Friedman, who now writes for The Hollywood Reporter, charges that the blowup over his Wolverine review was just a cover (admittedly, it did seem strange at the time, since his offending column would have had to be approved by an editor prior to publication). The real cause for his termination may have been Tom Cruise, who, "a source" alleges, demanded that Friedman be fired as a condition of the actor signing on to star in Fox's Wichita, a movie with Cameron Diaz.

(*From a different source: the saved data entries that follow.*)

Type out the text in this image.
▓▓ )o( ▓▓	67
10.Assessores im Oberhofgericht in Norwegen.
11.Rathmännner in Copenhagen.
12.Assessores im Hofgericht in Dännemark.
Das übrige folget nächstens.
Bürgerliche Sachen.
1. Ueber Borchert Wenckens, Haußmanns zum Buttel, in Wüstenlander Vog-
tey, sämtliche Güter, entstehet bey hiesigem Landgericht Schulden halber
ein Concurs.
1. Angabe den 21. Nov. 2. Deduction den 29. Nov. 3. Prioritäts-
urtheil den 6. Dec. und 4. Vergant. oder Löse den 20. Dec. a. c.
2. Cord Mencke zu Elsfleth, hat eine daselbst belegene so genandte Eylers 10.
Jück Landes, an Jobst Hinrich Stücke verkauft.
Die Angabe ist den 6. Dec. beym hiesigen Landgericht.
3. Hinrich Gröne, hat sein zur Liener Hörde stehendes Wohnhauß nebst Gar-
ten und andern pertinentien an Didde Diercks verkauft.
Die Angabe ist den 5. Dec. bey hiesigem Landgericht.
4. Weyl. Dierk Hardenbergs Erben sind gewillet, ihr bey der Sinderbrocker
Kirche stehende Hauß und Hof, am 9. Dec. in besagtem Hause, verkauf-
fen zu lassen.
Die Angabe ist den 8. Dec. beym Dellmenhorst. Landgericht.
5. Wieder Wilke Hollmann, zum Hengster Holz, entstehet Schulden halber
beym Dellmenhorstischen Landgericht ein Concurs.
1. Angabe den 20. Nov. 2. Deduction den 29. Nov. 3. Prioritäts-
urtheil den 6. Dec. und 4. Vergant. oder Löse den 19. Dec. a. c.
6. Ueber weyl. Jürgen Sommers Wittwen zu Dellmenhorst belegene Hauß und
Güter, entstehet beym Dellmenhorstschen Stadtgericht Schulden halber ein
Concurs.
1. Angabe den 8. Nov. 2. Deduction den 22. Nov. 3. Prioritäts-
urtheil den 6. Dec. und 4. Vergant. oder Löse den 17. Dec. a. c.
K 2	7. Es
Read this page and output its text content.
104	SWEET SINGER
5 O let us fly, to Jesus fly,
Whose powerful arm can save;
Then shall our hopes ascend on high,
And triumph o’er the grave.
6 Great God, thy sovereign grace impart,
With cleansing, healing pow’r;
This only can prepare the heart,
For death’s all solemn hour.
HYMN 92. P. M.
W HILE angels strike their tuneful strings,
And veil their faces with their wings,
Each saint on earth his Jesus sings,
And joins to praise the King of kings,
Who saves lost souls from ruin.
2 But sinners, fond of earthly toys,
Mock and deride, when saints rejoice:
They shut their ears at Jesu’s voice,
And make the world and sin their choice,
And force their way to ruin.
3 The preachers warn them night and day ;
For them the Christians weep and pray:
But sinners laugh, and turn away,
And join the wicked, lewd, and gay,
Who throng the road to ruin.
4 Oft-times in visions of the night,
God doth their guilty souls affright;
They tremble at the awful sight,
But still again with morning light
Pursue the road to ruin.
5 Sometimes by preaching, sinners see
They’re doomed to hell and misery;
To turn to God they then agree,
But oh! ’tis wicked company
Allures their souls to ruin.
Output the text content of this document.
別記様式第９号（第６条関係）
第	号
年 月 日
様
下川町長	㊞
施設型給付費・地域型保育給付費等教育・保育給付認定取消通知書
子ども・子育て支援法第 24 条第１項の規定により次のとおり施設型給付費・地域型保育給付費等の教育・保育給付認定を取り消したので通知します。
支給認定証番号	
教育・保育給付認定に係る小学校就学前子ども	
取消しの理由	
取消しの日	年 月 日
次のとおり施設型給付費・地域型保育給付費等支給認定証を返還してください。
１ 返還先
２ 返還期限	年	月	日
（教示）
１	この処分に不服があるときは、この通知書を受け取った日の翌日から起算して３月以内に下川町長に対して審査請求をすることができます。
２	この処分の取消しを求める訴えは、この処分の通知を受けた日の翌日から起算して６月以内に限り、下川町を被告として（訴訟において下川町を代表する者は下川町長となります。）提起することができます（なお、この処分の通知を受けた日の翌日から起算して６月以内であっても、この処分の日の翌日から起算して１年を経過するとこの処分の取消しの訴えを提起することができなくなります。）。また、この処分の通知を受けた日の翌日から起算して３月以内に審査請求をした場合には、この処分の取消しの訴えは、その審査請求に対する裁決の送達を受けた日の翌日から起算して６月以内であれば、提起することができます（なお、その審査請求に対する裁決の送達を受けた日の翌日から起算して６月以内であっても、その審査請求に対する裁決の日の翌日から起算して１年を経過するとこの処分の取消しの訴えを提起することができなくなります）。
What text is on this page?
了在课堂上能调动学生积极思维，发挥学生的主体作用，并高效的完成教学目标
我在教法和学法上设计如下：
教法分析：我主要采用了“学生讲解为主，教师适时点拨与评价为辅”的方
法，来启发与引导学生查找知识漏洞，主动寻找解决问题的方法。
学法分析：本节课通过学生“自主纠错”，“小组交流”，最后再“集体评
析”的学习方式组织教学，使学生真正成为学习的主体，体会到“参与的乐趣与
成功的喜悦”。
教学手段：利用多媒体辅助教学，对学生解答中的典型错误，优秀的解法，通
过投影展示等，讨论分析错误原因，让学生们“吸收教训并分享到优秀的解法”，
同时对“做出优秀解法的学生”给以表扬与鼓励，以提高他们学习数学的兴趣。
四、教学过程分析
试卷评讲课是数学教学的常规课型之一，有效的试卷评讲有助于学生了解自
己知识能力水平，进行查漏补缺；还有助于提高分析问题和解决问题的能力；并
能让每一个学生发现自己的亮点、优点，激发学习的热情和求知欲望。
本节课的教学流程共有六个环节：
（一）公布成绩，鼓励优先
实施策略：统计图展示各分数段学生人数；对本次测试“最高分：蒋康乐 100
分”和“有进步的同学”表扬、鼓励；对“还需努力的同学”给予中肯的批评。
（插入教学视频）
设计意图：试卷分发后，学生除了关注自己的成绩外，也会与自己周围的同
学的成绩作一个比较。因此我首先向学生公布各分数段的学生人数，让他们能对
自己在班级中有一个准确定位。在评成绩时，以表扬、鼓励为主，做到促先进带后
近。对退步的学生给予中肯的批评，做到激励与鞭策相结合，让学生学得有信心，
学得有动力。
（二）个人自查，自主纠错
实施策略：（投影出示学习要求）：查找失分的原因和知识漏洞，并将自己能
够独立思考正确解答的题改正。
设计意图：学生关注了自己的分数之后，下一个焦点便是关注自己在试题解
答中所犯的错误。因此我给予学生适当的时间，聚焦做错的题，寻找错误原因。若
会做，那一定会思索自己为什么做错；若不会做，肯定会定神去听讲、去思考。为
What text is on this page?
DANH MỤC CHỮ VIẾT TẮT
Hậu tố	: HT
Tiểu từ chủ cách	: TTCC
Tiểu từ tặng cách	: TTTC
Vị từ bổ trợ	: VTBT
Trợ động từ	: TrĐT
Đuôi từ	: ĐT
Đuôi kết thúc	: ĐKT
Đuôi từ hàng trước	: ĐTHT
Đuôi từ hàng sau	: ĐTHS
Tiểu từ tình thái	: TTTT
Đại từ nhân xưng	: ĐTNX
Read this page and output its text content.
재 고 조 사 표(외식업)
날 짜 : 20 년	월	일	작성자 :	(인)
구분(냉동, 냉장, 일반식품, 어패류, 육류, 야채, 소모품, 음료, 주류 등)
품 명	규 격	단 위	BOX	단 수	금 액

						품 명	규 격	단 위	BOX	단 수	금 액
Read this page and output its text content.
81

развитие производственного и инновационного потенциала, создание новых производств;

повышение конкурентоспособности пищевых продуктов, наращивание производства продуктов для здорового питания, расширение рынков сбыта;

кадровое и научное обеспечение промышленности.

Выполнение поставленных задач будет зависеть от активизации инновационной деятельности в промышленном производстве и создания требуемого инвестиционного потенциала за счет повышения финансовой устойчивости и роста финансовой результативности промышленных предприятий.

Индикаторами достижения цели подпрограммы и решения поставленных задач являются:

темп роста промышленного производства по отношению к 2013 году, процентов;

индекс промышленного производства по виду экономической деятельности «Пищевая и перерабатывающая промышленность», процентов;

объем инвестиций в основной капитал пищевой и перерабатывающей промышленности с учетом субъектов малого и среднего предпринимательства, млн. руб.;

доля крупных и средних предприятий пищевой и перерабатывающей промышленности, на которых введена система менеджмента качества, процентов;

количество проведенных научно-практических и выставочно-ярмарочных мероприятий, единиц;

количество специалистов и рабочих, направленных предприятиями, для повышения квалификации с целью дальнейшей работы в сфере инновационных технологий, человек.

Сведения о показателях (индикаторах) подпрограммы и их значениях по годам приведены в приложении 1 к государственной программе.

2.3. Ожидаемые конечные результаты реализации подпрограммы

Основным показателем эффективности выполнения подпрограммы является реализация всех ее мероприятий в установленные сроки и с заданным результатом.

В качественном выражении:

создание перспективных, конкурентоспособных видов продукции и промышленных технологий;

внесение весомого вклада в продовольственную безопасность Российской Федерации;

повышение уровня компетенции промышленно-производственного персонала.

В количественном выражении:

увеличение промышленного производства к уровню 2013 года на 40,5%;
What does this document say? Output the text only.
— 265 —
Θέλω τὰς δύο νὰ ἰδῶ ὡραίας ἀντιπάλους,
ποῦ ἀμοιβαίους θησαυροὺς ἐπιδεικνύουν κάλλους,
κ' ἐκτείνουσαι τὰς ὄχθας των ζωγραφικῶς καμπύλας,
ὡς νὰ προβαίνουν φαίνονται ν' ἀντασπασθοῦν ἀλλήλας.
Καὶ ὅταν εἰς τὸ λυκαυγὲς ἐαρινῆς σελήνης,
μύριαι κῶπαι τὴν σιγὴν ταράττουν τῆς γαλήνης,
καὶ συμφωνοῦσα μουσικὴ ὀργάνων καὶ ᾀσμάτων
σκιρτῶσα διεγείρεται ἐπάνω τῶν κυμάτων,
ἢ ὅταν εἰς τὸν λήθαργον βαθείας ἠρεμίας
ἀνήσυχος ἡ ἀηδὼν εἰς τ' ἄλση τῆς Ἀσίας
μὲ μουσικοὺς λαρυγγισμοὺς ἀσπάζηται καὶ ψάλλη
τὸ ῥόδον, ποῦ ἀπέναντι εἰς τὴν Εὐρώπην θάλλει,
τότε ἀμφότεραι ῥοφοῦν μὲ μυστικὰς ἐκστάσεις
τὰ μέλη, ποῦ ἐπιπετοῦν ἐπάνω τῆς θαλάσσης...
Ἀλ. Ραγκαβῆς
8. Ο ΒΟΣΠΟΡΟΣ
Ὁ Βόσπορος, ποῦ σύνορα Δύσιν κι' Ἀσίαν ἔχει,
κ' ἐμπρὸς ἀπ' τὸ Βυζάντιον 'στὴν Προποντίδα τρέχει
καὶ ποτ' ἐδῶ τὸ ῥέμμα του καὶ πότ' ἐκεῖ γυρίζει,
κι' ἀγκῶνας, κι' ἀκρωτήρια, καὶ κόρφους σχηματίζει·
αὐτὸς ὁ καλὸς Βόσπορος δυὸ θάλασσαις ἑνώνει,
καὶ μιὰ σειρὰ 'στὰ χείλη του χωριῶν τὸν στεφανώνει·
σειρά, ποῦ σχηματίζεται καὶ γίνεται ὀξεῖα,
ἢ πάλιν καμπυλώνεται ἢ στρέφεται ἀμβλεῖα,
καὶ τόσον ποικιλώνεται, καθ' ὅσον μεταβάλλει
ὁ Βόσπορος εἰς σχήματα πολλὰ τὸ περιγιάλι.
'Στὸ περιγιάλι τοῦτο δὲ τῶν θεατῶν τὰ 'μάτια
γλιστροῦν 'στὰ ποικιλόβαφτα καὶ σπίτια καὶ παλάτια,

The evidence? Friedman claims that at Isaac Hayes's funeral last year, Kelly Preston pulled him aside and called him a "religious bigot" for attacking Scientology in a number of his columns, and she later complained about him to Fox News's Roger Ailes and John Moody. "When she couldn't get Moody to fire Friedman, she called him a [obscenity]," says the source. Later, Ailes and Moody allegedly agreed to meet with a Church of Scientology spokesman and subsequently forbade Friedman from writing about the death of Jett Travolta. Also, Friedman was supposedly asked to go easy on Cruise's Valkyrie by 20th Century Fox chairman Jim Gianopoulos, since Fox was distributing the movie internationally (a fat lot of good that did!).
And, in case you were worried that this story couldn't possibly get any more fantastic, don't! Friedman's attorney is claiming that Wolverine's leak was traced back to Rupert Murdoch himself, who asked for a DVD copy of the movie ("apparently, someone made another copy for themselves," says Garbus).
So is any of this true? Since it's one of the least crazy things Scientologists have ever been accused of, we're quite inclined to buy the whole thing. But since we'd like to keep our own job, and because we have no idea how deep this conspiracy runs, we'll also point out that it does still sound pretty crazy.